The category macro takes as its arguments a set and between zero and two lists of letrec style local bindings. The first list is a list of member operators, and the second is a list of member functions. The category macro returns a Sol category.
Categories use a simple single-inheritance mechanism in which all inherited members are ``virtual.'' Eventually a more complex inheritance mechanism may be implemented if experience proves it necessary.
(defmacro category (super s ops . funcs)
(letrec (
; Inside the body of the
; macro, all arguments are
; unevaluated.
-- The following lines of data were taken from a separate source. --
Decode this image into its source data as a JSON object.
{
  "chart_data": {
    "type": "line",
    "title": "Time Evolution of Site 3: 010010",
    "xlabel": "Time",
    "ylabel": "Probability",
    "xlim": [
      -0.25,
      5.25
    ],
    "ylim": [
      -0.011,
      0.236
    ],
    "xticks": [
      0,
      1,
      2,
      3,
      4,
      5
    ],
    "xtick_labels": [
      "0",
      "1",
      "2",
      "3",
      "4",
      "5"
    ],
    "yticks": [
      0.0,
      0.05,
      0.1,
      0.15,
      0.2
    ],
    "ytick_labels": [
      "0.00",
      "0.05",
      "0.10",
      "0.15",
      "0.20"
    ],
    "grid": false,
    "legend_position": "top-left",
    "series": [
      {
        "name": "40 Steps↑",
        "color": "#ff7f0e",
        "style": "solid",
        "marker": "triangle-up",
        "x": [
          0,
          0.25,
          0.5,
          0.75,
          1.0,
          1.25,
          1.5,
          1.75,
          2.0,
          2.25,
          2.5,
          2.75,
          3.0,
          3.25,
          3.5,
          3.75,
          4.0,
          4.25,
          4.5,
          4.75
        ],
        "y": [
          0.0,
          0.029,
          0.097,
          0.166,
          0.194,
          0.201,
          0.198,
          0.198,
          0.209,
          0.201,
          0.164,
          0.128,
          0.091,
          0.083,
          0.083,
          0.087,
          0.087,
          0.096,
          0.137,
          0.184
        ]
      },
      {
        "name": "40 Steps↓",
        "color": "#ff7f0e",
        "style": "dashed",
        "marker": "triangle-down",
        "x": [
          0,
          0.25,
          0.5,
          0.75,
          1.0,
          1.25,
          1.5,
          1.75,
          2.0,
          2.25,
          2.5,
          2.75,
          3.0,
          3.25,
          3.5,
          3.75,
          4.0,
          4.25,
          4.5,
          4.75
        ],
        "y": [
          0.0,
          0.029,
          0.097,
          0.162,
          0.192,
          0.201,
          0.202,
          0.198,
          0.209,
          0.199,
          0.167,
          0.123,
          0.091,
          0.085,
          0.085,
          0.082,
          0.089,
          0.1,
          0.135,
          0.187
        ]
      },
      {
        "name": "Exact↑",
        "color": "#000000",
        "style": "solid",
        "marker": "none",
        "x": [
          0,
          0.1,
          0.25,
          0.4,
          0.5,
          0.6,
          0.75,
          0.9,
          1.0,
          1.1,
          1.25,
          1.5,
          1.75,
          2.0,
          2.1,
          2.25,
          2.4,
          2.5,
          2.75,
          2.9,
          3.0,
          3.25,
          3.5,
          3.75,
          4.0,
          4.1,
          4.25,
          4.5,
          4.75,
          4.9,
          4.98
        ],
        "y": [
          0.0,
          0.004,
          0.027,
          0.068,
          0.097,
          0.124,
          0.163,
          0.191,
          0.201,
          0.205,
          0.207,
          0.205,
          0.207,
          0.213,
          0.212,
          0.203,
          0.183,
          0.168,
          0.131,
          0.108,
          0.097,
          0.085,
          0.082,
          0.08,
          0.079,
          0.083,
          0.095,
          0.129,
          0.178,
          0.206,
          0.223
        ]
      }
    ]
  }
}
In order to
; work with the super-class in
; this environment we must
; force the evaluation of the
; super argument to get the
; category (procedure) it
; refers to.
(parent-category (eval super))
; Force evaluation of S in
; order to perform type
; checking - S could be a
; procedure which returns a
; set rather than being a set.
(this-set (eval s))
; extract the operators and
; functions of the parent
; category.
(parent-operators (if (null? parent-category)
'()
((parent-category 'get-operators))))
(parent-functions (if (null? parent-category)
'()
((parent-category 'get-functions))))
; Construct the operator and
; function lists for this
; category.
(operators (append ops parent-operators))
; Note that FUNTIONS does not
; include the
; UNIVERSAL-FUNCTIONS defined
; above.
(functions (if (null? funcs)
parent-functions
(append (car funcs) parent-functions)))
; These functions are
; available to all Sol
; categories.
(universal-functions
`((get-set (lambda () member-set))
(set-set! (function
sol ((new-set sset)) (set! member-set new-set)))
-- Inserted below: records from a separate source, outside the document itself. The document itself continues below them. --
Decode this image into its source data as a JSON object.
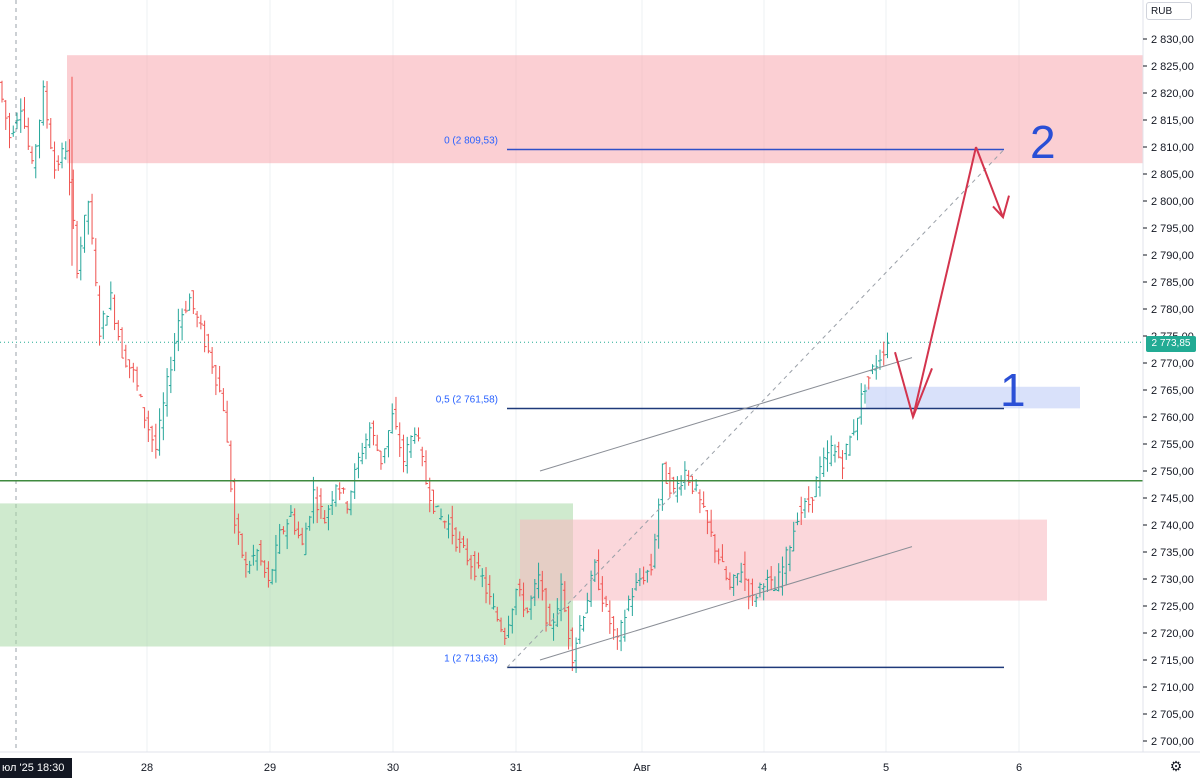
{
  "currency": "RUB",
  "current_price": "2 773,85",
  "crosshair_date": "юл '25   18:30",
  "settings_icon": "gear-icon",
  "colors": {
    "up": "#26a69a",
    "down": "#ef5350",
    "resistance_zone": "#f7a8ae",
    "support_zone": "#a7d9a5",
    "demand_zone": "#f7b7bd",
    "entry_zone": "#b9c8f5",
    "fib_line": "#2e50c8",
    "horizontal_level": "#3f8a3f",
    "arrow": "#d3344d",
    "current_price": "#22ab94"
  },
  "chart_data": {
    "type": "candlestick",
    "x_labels": [
      "28",
      "29",
      "30",
      "31",
      "Авг",
      "4",
      "5",
      "6"
    ],
    "y_ticks": [
      "2 700,00",
      "2 705,00",
      "2 710,00",
      "2 715,00",
      "2 720,00",
      "2 725,00",
      "2 730,00",
      "2 735,00",
      "2 740,00",
      "2 745,00",
      "2 750,00",
      "2 755,00",
      "2 760,00",
      "2 765,00",
      "2 770,00",
      "2 775,00",
      "2 780,00",
      "2 785,00",
      "2 790,00",
      "2 795,00",
      "2 800,00",
      "2 805,00",
      "2 810,00",
      "2 815,00",
      "2 820,00",
      "2 825,00",
      "2 830,00"
    ],
    "ylim": [
      2697,
      2834
    ],
    "fib_levels": [
      {
        "label": "0 (2 809,53)",
        "value": 2809.53
      },
      {
        "label": "0,5 (2 761,58)",
        "value": 2761.58
      },
      {
        "label": "1 (2 713,63)",
        "value": 2713.63
      }
    ],
    "horizontal_level": 2748.2,
    "zones": [
      {
        "name": "resistance",
        "from": 2807,
        "to": 2827
      },
      {
        "name": "support",
        "from": 2717.5,
        "to": 2744
      },
      {
        "name": "demand",
        "from": 2726,
        "to": 2741
      },
      {
        "name": "entry",
        "from": 2761.6,
        "to": 2765.6
      }
    ],
    "annotations": [
      "1",
      "2"
    ],
    "path_points": [
      [
        2822,
        2812
      ],
      [
        2812,
        2818
      ],
      [
        2818,
        2806
      ],
      [
        2806,
        2820
      ],
      [
        2820,
        2806
      ],
      [
        2806,
        2810
      ],
      [
        2810,
        2788
      ],
      [
        2788,
        2800
      ],
      [
        2800,
        2776
      ],
      [
        2776,
        2782
      ],
      [
        2782,
        2772
      ],
      [
        2772,
        2768
      ],
      [
        2768,
        2760
      ],
      [
        2760,
        2754
      ],
      [
        2754,
        2766
      ],
      [
        2766,
        2778
      ],
      [
        2778,
        2782
      ],
      [
        2782,
        2776
      ],
      [
        2776,
        2770
      ],
      [
        2770,
        2762
      ],
      [
        2762,
        2740
      ],
      [
        2740,
        2732
      ],
      [
        2732,
        2735
      ],
      [
        2735,
        2729
      ],
      [
        2729,
        2738
      ],
      [
        2738,
        2742
      ],
      [
        2742,
        2736
      ],
      [
        2736,
        2746
      ],
      [
        2746,
        2741
      ],
      [
        2741,
        2748
      ],
      [
        2748,
        2744
      ],
      [
        2744,
        2752
      ],
      [
        2752,
        2758
      ],
      [
        2758,
        2752
      ],
      [
        2752,
        2760
      ],
      [
        2760,
        2752
      ],
      [
        2752,
        2758
      ],
      [
        2758,
        2748
      ],
      [
        2748,
        2742
      ],
      [
        2742,
        2740
      ],
      [
        2740,
        2736
      ],
      [
        2736,
        2733
      ],
      [
        2733,
        2730
      ],
      [
        2730,
        2724
      ],
      [
        2724,
        2720
      ],
      [
        2720,
        2728
      ],
      [
        2728,
        2724
      ],
      [
        2724,
        2730
      ],
      [
        2730,
        2720
      ],
      [
        2720,
        2728
      ],
      [
        2728,
        2716
      ],
      [
        2716,
        2724
      ],
      [
        2724,
        2732
      ],
      [
        2732,
        2724
      ],
      [
        2724,
        2718
      ],
      [
        2718,
        2726
      ],
      [
        2726,
        2730
      ],
      [
        2730,
        2732
      ],
      [
        2732,
        2750
      ],
      [
        2750,
        2746
      ],
      [
        2746,
        2750
      ],
      [
        2750,
        2746
      ],
      [
        2746,
        2740
      ],
      [
        2740,
        2734
      ],
      [
        2734,
        2728
      ],
      [
        2728,
        2732
      ],
      [
        2732,
        2726
      ],
      [
        2726,
        2730
      ],
      [
        2730,
        2728
      ],
      [
        2728,
        2734
      ],
      [
        2734,
        2742
      ],
      [
        2742,
        2744
      ],
      [
        2744,
        2750
      ],
      [
        2750,
        2754
      ],
      [
        2754,
        2752
      ],
      [
        2752,
        2758
      ],
      [
        2758,
        2766
      ],
      [
        2766,
        2770
      ],
      [
        2770,
        2774
      ]
    ]
  }
}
(get-operators (lambda () ',operators))
(get-operator-table (lambda () operator-table))
(get-functions (lambda () ',functions))
(get-function-table (lambda () function-table))))
; The construct-table
; procedure builds the
; operator and function
; tables.
(construct-table
(lambda (raw-table)
(if (null? raw-table)
'()
; These symbols already bound
; when construct-table is
; called.
`(cons (list ',(caar raw-table)
,(caar raw-table))
,(construct-table (cdr raw-table)))))))
; Check to see if the macro
; arguments were of the
; appropriate type.
(if (and (set? this-set) (list? ops))
; If they were, produce the
; following quasi-quoted code
; block. NOTE: This has to be
; quasi-quoted to do the
; appropriate substitutions
; with the unquote-operator.
`(letrec
((member-set ,this-set)
(member-operators ',operators)
(member-functions ',functions)
; Declare the operators and
; functions so that they are
; part of the local name space.
; Note: Need to reverse these,
; otherwise subcategories
; can't override.
,@(reverse operators)
,@(reverse (append universal-functions functions)))
(function
sol ((arg symbol))
(letrec
(
; create a table of member
; operators
(operator-table ,(construct-table operators))
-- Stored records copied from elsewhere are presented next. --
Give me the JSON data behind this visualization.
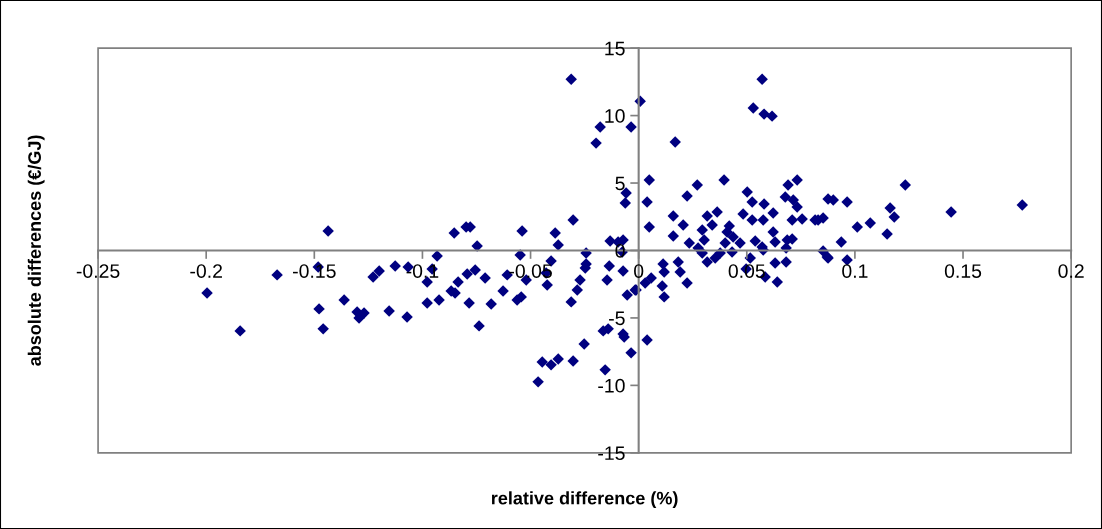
{
  "chart_data": {
    "type": "scatter",
    "xlabel": "relative difference (%)",
    "ylabel": "absolute differences (€/GJ)",
    "xlim": [
      -0.25,
      0.2
    ],
    "xticks": [
      -0.25,
      -0.2,
      -0.15,
      -0.1,
      -0.05,
      0,
      0.05,
      0.1,
      0.15,
      0.2
    ],
    "ylim": [
      -15,
      15
    ],
    "yticks": [
      -15,
      -10,
      -5,
      0,
      5,
      10,
      15
    ],
    "grid": false,
    "marker": "diamond",
    "series": [
      {
        "color": "#000080",
        "x": [
          -0.1436,
          -0.0853,
          -0.0798,
          -0.0747,
          -0.0932,
          -0.1482,
          -0.1672,
          -0.1228,
          -0.12,
          -0.1126,
          -0.1066,
          -0.0955,
          -0.0978,
          -0.0793,
          -0.0756,
          -0.0835,
          -0.1996,
          -0.1362,
          -0.1302,
          -0.127,
          -0.1293,
          -0.1154,
          -0.1071,
          -0.0978,
          -0.0923,
          -0.0867,
          -0.0849,
          -0.0784,
          -0.1478,
          -0.1459,
          -0.1843,
          -0.0738,
          -0.0312,
          0.0007,
          -0.0178,
          -0.0035,
          -0.0197,
          -0.0058,
          -0.0062,
          -0.0779,
          -0.0539,
          -0.0303,
          -0.0386,
          -0.0372,
          -0.0132,
          -0.0095,
          -0.0072,
          -0.0548,
          -0.0243,
          -0.0076,
          -0.0405,
          -0.0243,
          -0.0247,
          -0.0136,
          -0.071,
          -0.0608,
          -0.052,
          -0.0428,
          -0.0072,
          -0.0271,
          -0.0146,
          -0.0423,
          -0.0627,
          -0.0284,
          -0.0543,
          -0.0562,
          -0.0053,
          -0.0682,
          -0.0312,
          -0.0012,
          -0.0164,
          -0.0141,
          -0.0072,
          -0.0067,
          -0.0252,
          -0.0035,
          -0.0446,
          -0.0405,
          -0.0372,
          -0.0303,
          -0.0465,
          -0.0155,
          0.0571,
          0.053,
          0.058,
          0.0617,
          0.0169,
          0.0049,
          0.0395,
          0.0271,
          0.0691,
          0.0733,
          0.0502,
          0.0224,
          0.0525,
          0.058,
          0.0678,
          0.0715,
          0.0039,
          0.0876,
          0.0622,
          0.0733,
          0.016,
          0.0363,
          0.0317,
          0.0483,
          0.0525,
          0.0576,
          0.071,
          0.0756,
          0.0816,
          0.0853,
          0.0206,
          0.034,
          0.0049,
          0.0419,
          0.0294,
          0.0409,
          0.0622,
          0.0437,
          0.016,
          0.0303,
          0.0539,
          0.0631,
          0.0687,
          0.071,
          0.0234,
          0.04,
          0.0469,
          0.0571,
          0.0275,
          0.0682,
          0.0294,
          0.0432,
          0.0576,
          0.0853,
          0.0872,
          0.0377,
          0.0354,
          0.0317,
          0.0516,
          0.0631,
          0.0682,
          0.0113,
          0.0183,
          0.0192,
          0.0118,
          0.0497,
          0.0585,
          0.0641,
          0.0058,
          0.003,
          0.0109,
          0.0224,
          -0.0016,
          0.0118,
          0.0039,
          0.1233,
          0.09,
          0.0964,
          0.1163,
          0.1774,
          0.1445,
          0.1182,
          0.083,
          0.1071,
          0.1011,
          0.1149,
          0.0937,
          0.0876,
          0.0964
        ],
        "values": [
          1.44,
          1.3,
          1.74,
          0.33,
          -0.41,
          -1.22,
          -1.81,
          -1.96,
          -1.52,
          -1.15,
          -1.22,
          -1.37,
          -2.33,
          -1.74,
          -1.44,
          -2.33,
          -3.15,
          -3.67,
          -4.56,
          -4.63,
          -5.0,
          -4.48,
          -4.93,
          -3.89,
          -3.67,
          -3.0,
          -3.15,
          -3.89,
          -4.33,
          -5.81,
          -5.96,
          -5.59,
          12.7,
          11.07,
          9.15,
          9.15,
          7.96,
          4.26,
          3.52,
          1.74,
          1.44,
          2.26,
          1.3,
          0.41,
          0.7,
          0.63,
          0.78,
          -0.33,
          -0.19,
          -0.11,
          -0.78,
          -1.0,
          -1.3,
          -1.15,
          -2.04,
          -1.81,
          -2.19,
          -1.67,
          -1.52,
          -2.19,
          -2.19,
          -2.56,
          -3.0,
          -2.93,
          -3.44,
          -3.67,
          -3.3,
          -3.96,
          -3.81,
          -2.93,
          -5.96,
          -5.81,
          -6.19,
          -6.41,
          -6.93,
          -7.59,
          -8.26,
          -8.48,
          -8.04,
          -8.19,
          -9.74,
          -8.85,
          12.7,
          10.56,
          10.11,
          9.96,
          8.04,
          5.22,
          5.22,
          4.85,
          4.85,
          5.22,
          4.33,
          4.04,
          3.59,
          3.44,
          3.96,
          3.74,
          3.59,
          3.81,
          2.78,
          3.22,
          2.56,
          2.85,
          2.56,
          2.7,
          2.26,
          2.26,
          2.26,
          2.33,
          2.26,
          2.41,
          1.89,
          1.89,
          1.74,
          1.81,
          1.52,
          1.37,
          1.37,
          1.0,
          1.07,
          0.78,
          0.7,
          0.63,
          0.78,
          0.85,
          0.56,
          0.56,
          0.56,
          0.26,
          0.19,
          0.19,
          -0.19,
          -0.11,
          0.04,
          -0.04,
          -0.48,
          -0.19,
          -0.56,
          -0.85,
          -0.56,
          -0.93,
          -0.85,
          -1.0,
          -0.85,
          -1.59,
          -1.59,
          -1.37,
          -1.96,
          -2.33,
          -2.04,
          -2.41,
          -2.63,
          -2.41,
          -2.93,
          -3.44,
          -6.63,
          4.85,
          3.74,
          3.59,
          3.15,
          3.37,
          2.85,
          2.48,
          2.26,
          2.04,
          1.74,
          1.22,
          0.63,
          -0.56,
          -0.7
        ]
      }
    ]
  }
}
; Create a table of member
; functions.
(function-table ,(construct-table
(append
universal-functions
functions)))
; Look up ARG in both tables.
(operator-match (assq arg operator-table))
(function-match (assq arg function-table)))
; If MATCH was found in
; operator-table...
(if (pair? operator-match)
; Return lambda expression
(lambda args
(apply operate
(cons* member-set
(cadr operator-match) args)))
; else try function table...
(if (pair? function-match)
; Return match
(cadr function-match)
(error "Unable to find method or field:" arg)
)))))
(error '((s sset) (ops list)) (list s ops)))))